FinCEN Takes Action to Combat Money Laundering in Real Estate

  • Real estate
  • 4/30/2024

The Financial Crimes Enforcement Network (FinCEN) has announced the renewal of its Geographic Targeting Orders (GTOs) which require U.S. title insurance companies to...

The Financial Crimes Enforcement Network (FinCEN) has announced the renewal of its Geographic Targeting Orders (GTOs) which require U.S. title insurance companies to identify the natural persons behind shell companies used in non-financed purchases of residential real estate.  FinCEN issued a notice of proposed anti-money laundering regulation in the residential real estate sector in February 2024. The comment period for the proposed rule ended on April 16, 2024. Therefore, FinCEN is renewing the GTOs while reviewing and considering all of the comments submitted.

The GTOs will be effective from April 19, 2024, to October 15, 2024, and will cover certain counties and major metropolitan areas in California, Colorado, Connecticut, Florida, Hawaii, Illinois, Maryland, Massachusetts, Nevada, New York, Texas, Washington, Virginia, and the District of Columbia.

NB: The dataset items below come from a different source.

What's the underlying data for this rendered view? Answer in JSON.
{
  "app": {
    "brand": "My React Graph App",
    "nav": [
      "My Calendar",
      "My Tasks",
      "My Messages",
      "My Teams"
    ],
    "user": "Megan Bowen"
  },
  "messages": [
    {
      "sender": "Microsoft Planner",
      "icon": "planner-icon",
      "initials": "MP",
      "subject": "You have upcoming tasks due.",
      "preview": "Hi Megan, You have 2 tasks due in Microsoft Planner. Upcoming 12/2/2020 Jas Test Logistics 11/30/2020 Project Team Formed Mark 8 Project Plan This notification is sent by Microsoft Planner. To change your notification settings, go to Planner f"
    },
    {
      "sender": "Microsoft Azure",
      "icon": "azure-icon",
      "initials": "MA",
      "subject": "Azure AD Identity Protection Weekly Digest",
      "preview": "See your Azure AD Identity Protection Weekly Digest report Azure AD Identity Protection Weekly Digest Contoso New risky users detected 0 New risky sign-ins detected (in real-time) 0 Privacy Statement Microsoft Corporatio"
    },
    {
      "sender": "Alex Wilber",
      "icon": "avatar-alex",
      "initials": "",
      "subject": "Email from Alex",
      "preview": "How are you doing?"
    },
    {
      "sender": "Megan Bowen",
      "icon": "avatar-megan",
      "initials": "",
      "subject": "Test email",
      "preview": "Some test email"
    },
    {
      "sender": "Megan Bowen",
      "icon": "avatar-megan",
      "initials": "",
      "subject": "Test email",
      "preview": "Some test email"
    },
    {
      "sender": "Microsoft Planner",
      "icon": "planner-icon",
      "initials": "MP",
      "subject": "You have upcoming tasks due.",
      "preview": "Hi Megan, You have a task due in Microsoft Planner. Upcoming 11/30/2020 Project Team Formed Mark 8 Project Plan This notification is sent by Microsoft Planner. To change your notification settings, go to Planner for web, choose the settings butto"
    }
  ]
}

The GTOs were first introduced in 2016 and have been renewed and expanded several times since then. They provide valuable data on the purchase of residential real estate by individuals possibly involved in various illicit enterprises. By renewing the GTOs, FinCEN aims to further assist in tracking illicit funds and other criminal activity, as well as continuing to inform its regulatory efforts in this sector.  The GTOs have been instrumental in identifying and preventing money laundering in the real estate sector.

Under the GTOs, U.S. title insurance companies are required to identify the natural persons behind shell companies used in non-financed purchases of residential real estate. The purchase amount threshold remains $300,000 for each covered metropolitan area, except for the City and County of Baltimore, where the purchase threshold is $50,000.

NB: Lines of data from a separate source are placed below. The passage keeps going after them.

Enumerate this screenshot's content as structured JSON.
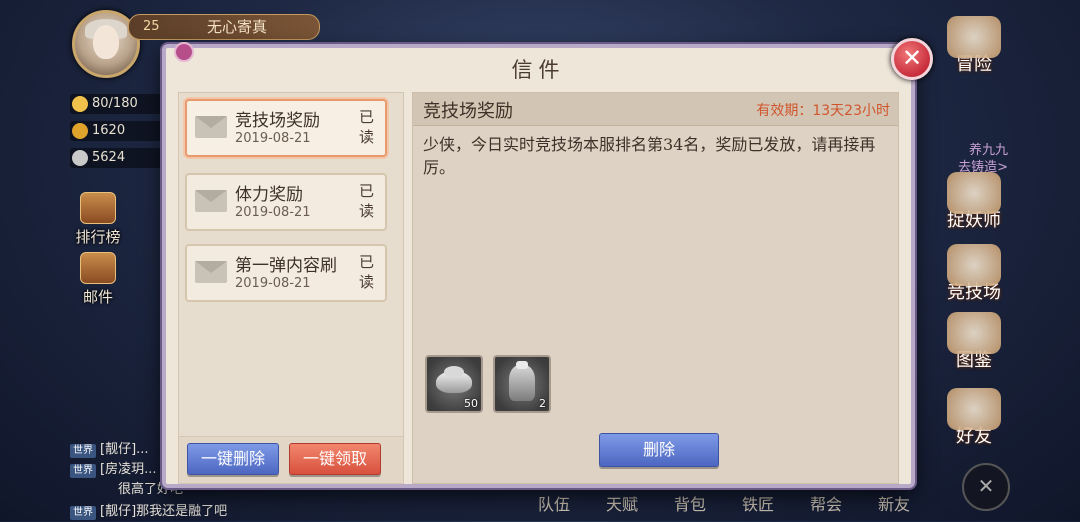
{
  "player": {
    "level": "25",
    "name": "无心寄真"
  },
  "resources": [
    {
      "icon": "stamina-bolt-icon",
      "value": "80/180",
      "color": "#f1c24b"
    },
    {
      "icon": "gold-ingot-icon",
      "value": "1620",
      "color": "#e0a42c"
    },
    {
      "icon": "coin-icon",
      "value": "5624",
      "color": "#c9c9c9"
    }
  ],
  "left_menu": [
    "排行榜",
    "邮件"
  ],
  "right_menu": [
    "冒险",
    "捉妖师",
    "竞技场",
    "图鉴",
    "好友"
  ],
  "right_misc": {
    "line1": "养九九",
    "line2": "去铸造>"
  },
  "chat": [
    {
      "tag": "世界",
      "text": "[靓仔]..."
    },
    {
      "tag": "世界",
      "text": "[房凌玥..."
    },
    {
      "tag": "",
      "text": "很高了好吧"
    },
    {
      "tag": "世界",
      "text": "[靓仔]那我还是融了吧"
    }
  ],
  "bottom_nav": [
    "队伍",
    "天赋",
    "背包",
    "铁匠",
    "帮会",
    "新友"
  ],
  "dialog": {
    "title": "信件",
    "mails": [
      {
        "subject": "竞技场奖励",
        "date": "2019-08-21",
        "status": "已读",
        "selected": true
      },
      {
        "subject": "体力奖励",
        "date": "2019-08-21",
        "status": "已读",
        "selected": false
      },
      {
        "subject": "第一弹内容刷",
        "date": "2019-08-21",
        "status": "已读",
        "selected": false
      }
    ],
    "delete_all_label": "一键删除",
    "claim_all_label": "一键领取",
    "detail": {
      "subject": "竞技场奖励",
      "expiry": "有效期：13天23小时",
      "body": "少侠，今日实时竞技场本服排名第34名，奖励已发放，请再接再厉。",
      "attachments": [
        {
          "icon": "silver-ingot-icon",
          "qty": "50"
        },
        {
          "icon": "bronze-vessel-icon",
          "qty": "2"
        }
      ],
      "delete_label": "删除"
    }
  },
  "colors": {
    "accent_red": "#d0552d",
    "button_blue": "#5b74cf",
    "button_red": "#e0644d"
  }
}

In conclusion, the renewal of the GTOs is a positive step towards combating money laundering and other illicit activities in the real estate sector. FinCEN’s continued efforts to regulate this sector will help protect real estate markets from abuse by illicit actors and ensure that the industry remains transparent and accountable.

 

Sources:  FinCEN.gov

This blog contains general information and does not constitute the rendering of legal, accounting, investment, tax, or other professional services. Consult with your advisors regarding the applicability of this content to your specific circumstances.